Rubio argumenta que la intervención en el uso de la vivienda es necesaria ante el aumento desmesurado de los alquileres y propone medidas como el “tope al precio del alquiler” y la “expropiación de viviendas a fondos buitres y bancos”. Estas intervenciones buscan garantizar que los jóvenes puedan quedarse y construir un futuro en la región.
El candidato también enfatiza la importancia de recuperar la gestión comunal de la tierra, sugiriendo la creación de un “Banco Público de Tierras” que favorezca el acceso a la tierra para los pequeños agricultores, asegurando que estas medidas no deben ser vistas como una amenaza, sino como oportunidades para revitalizar el campo extremeño.

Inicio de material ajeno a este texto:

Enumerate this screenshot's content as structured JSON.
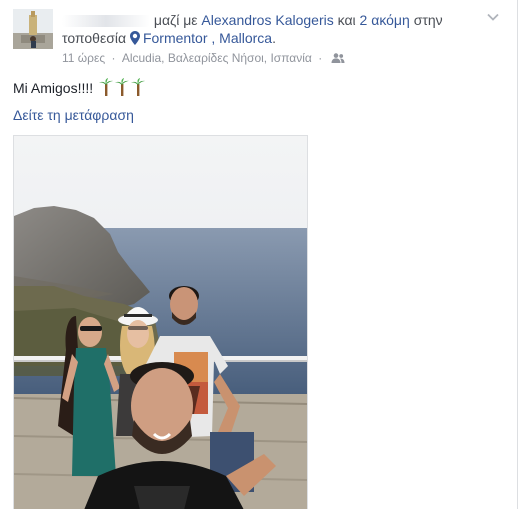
{
  "post": {
    "header": {
      "with_text": "μαζί με",
      "tagged_person": "Alexandros Kalogeris",
      "and_text": "και",
      "others_link": "2 ακόμη",
      "location_prefix_line1": "στην",
      "location_prefix_line2": "τοποθεσία",
      "place": "Formentor , Mallorca",
      "place_suffix": "."
    },
    "meta": {
      "time": "11 ώρες",
      "location": "Alcudia, Βαλεαρίδες Νήσοι, Ισπανία",
      "separator": "·",
      "audience_icon": "friends-icon"
    },
    "message": "Mi Amigos!!!!",
    "message_emoji": "palm-trees",
    "translate_link": "Δείτε τη μετάφραση",
    "options_icon": "chevron-down-icon"
  },
  "colors": {
    "link": "#365899",
    "meta": "#90949c",
    "text": "#1d2129"
  }
}
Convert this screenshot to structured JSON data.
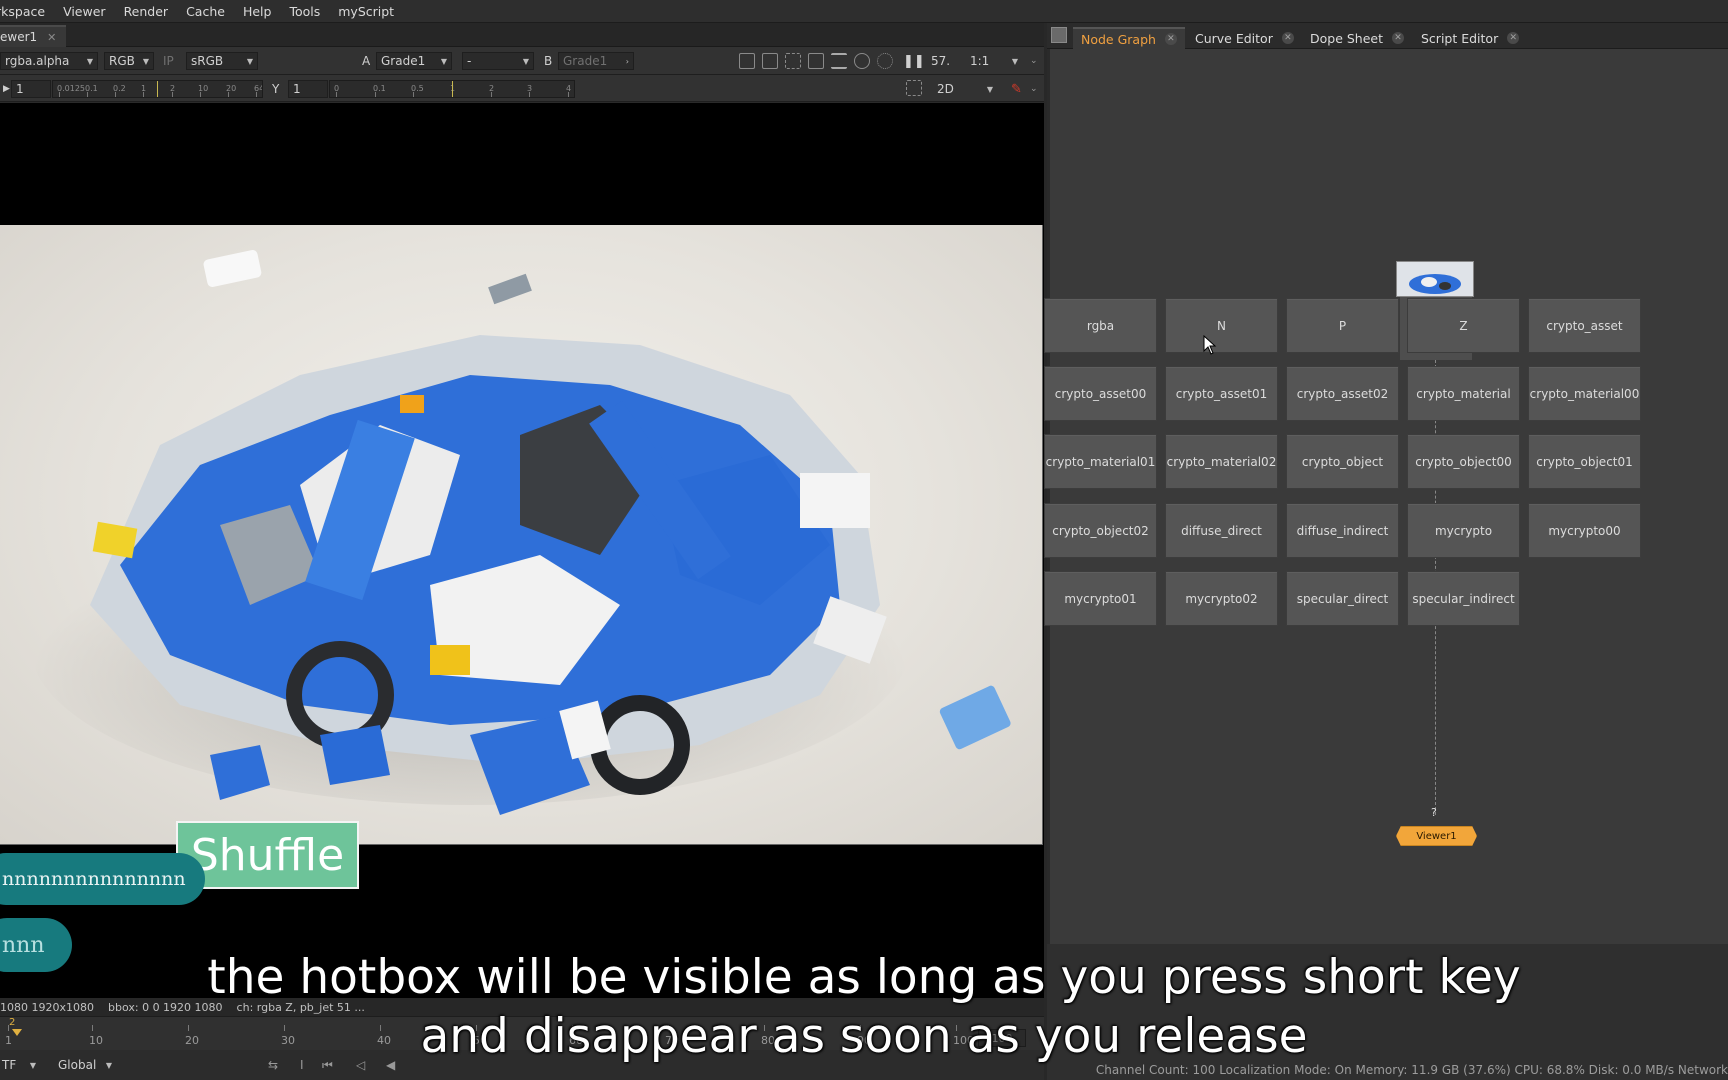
{
  "menu": [
    "rkspace",
    "Viewer",
    "Render",
    "Cache",
    "Help",
    "Tools",
    "myScript"
  ],
  "viewer": {
    "tab_label": "ewer1",
    "channel_layer": "rgba.alpha",
    "channels": "RGB",
    "ip_label": "IP",
    "lut": "sRGB",
    "a_label": "A",
    "a_input": "Grade1",
    "a_op": "-",
    "b_label": "B",
    "b_input": "Grade1",
    "zoom": "57.",
    "ratio": "1:1",
    "gain": "1",
    "gamma_label": "Y",
    "gamma": "1",
    "view_mode": "2D",
    "gain_ticks": [
      "0.0125",
      "0.1",
      "0.2",
      "1",
      "2",
      "10",
      "20",
      "64"
    ],
    "gamma_ticks": [
      "0",
      "0.1",
      "0.5",
      "1",
      "2",
      "3",
      "4"
    ]
  },
  "status_line": {
    "format": "1080 1920x1080",
    "bbox": "bbox: 0 0 1920 1080",
    "rest": "ch: rgba Z, pb_jet 51 ..."
  },
  "timeline": {
    "current_frame": "2",
    "ticks": [
      "1",
      "10",
      "20",
      "30",
      "40",
      "50",
      "60",
      "70",
      "80",
      "90",
      "100"
    ],
    "end_frame": "100",
    "tf": "TF",
    "scope": "Global"
  },
  "node_graph": {
    "tabs": [
      {
        "label": "Node Graph",
        "active": true
      },
      {
        "label": "Curve Editor",
        "active": false
      },
      {
        "label": "Dope Sheet",
        "active": false
      },
      {
        "label": "Script Editor",
        "active": false
      }
    ],
    "hotbox_buttons": [
      "rgba",
      "N",
      "P",
      "Z",
      "crypto_asset",
      "crypto_asset00",
      "crypto_asset01",
      "crypto_asset02",
      "crypto_material",
      "crypto_material00",
      "crypto_material01",
      "crypto_material02",
      "crypto_object",
      "crypto_object00",
      "crypto_object01",
      "crypto_object02",
      "diffuse_direct",
      "diffuse_indirect",
      "mycrypto",
      "mycrypto00",
      "mycrypto01",
      "mycrypto02",
      "specular_direct",
      "specular_indirect"
    ],
    "viewer_node": "Viewer1",
    "viewer_input": "?",
    "status": "Channel Count: 100  Localization Mode: On  Memory: 11.9 GB (37.6%)  CPU: 68.8%  Disk: 0.0 MB/s  Network"
  },
  "overlays": {
    "shuffle_badge": "Shuffle",
    "typed_keys": "nnnnnnnnnnnnnnn",
    "typed_keys_2": "nnn",
    "subtitle_line1": "the hotbox will be visible as long as you press short key",
    "subtitle_line2": "and disappear as soon as you release"
  },
  "colors": {
    "active_tab": "#f0a040",
    "viewer_node": "#f2a63a",
    "shuffle_badge": "#6ec49a",
    "key_pill": "#177a7e"
  }
}
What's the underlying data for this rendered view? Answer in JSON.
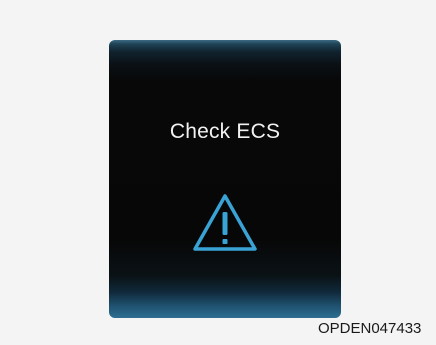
{
  "display": {
    "message": "Check ECS",
    "icon": "warning-triangle-icon",
    "accent_color": "#3aa3d6"
  },
  "figure_code": "OPDEN047433"
}
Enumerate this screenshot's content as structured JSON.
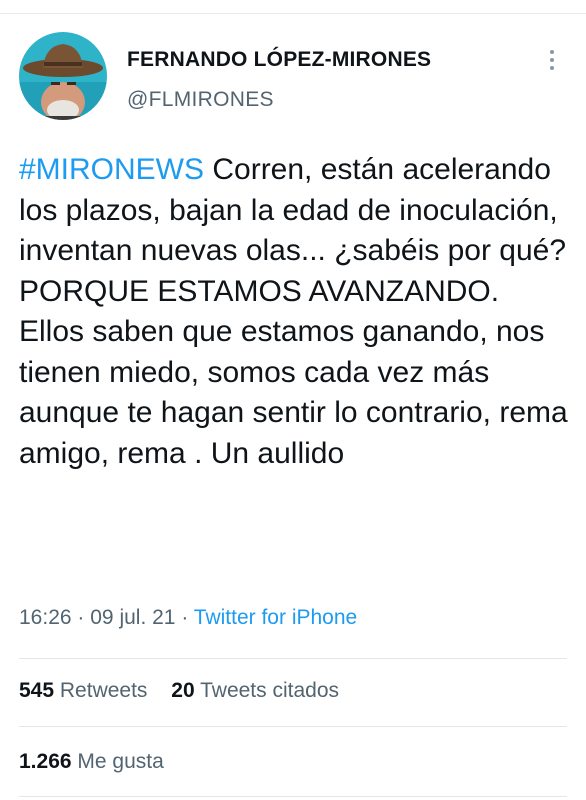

Consciente del desafío que supone la barrera del 5% para entrar en la Asamblea, Rubio hace un llamado a los votantes que simpatizan con su programa a confiar en que Nuevo Extremismo representa una alternativa viable frente a las políticas estancadas del bipartidismo. Su propuesta busca empoderar a Extremadura, ofreciendo un horizonte de esperanza y un camino hacia la autogestión y la soberanía.
En un contexto donde la ultraderecha ha ganado presencia en las instituciones, Rubio asegura que su formación no solo pretende ser un dique de contención, sino un motor de cambio que impulse a Extremadura hacia un futuro diferente. Con un enfoque en la participación ciudadana y el fortalecimiento de la identidad local, Nuevo Extremismo se presenta como una opción para aquellos que desean ver una Extremadura más fuerte y unida.